Bir hareket, bir hareket...
Eski CHP Milletvekili Mustafa Kemal Palaoğlu, her zaman olduğu gibi, böylesi bir ortamda Atatürk’ten bir anımsatma yapmayı görev sayıyor. Alıntı, Nutuk’tan:
“Milletin kendi kendisini idare etmesi prensibini ortaya atan ve bunun için hayatı pahasına mücadele eden bizdik. Ama bununla hiçbir vilayetin ve hiçbir bölgenin kendi kendisini idare etmesini hiçbir zaman kastetmedik.”
Palaoğlu, Atatürk’ün bu sözle, ulusal egemenliği “ulusalcı egemenlik” olarak “bir bütün” şeklinde algıladığının altını çizdi ve durumu özetledi:
“Özerklik ve Kürt açılımı gevezeliktir.”
Palaoğlu’nun bu saptaması, aklımıza bir atasözünü getirdi:
“Gevezeyi cehenneme atmışlar, ‘Yangın var’ diye bağırmış.”
AKP’nin de, bölgeyi cehenneme çevirecek bir büyük yangına doğru körükle gittiği kesin.
Yerel Seçimlere Doğru
2014’te yapılacak olan yerel seçim dedikoduları başladı bile.
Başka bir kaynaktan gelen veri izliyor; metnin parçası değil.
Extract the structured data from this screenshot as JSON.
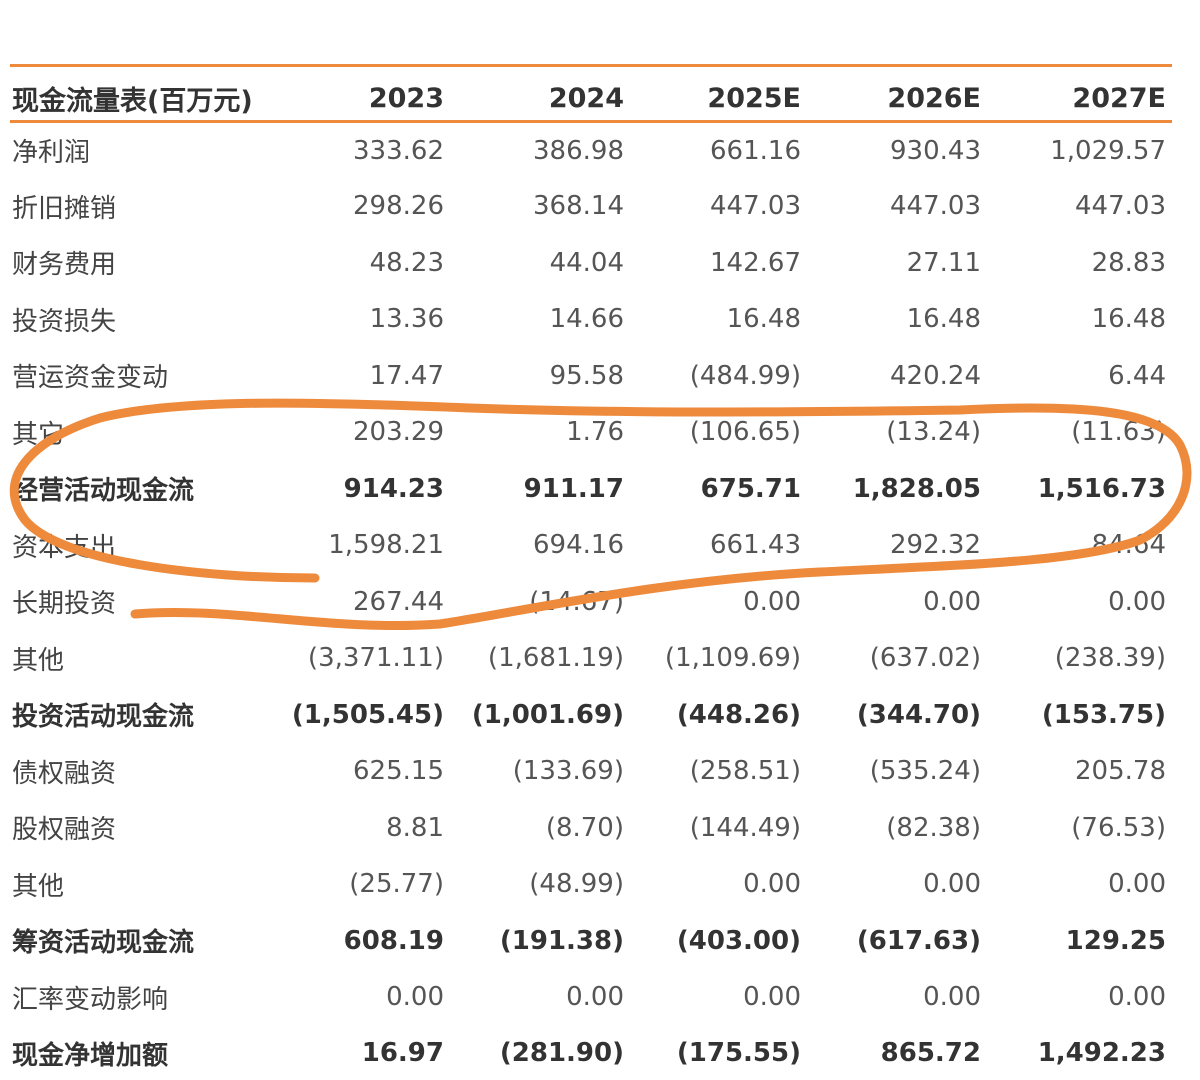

AKP kanadı: Spordan sorumlu Devlet Bakanı Suat Kılıç, belediye seçimlerinde kendisini Ankara’ya, olmazsa Samsun’a uygun görüyormuş. Ancak, Cumhuriyet’in ortaya çıkardığı Hamamönü’nde bir tarihi eve dolambaçlı yollarla sahip oluş öyküsü ve bu durumun partide yarattığı hava, Kılıç’ın başkanlık düşlerini şimdiden karartmış.
CHP kanadı: CHP lideri Kemal Kılıçdaroğlu, Ankara Anakent Belediyesi için orta sağdan da oy alabilecek bir sürpriz aday düşünüyormuş.
Bayram
Yarın 1 Mayıs.
Bize bir gün, emekçilerin tüm kazanılmış haklarını yok edenlere her gün bayram.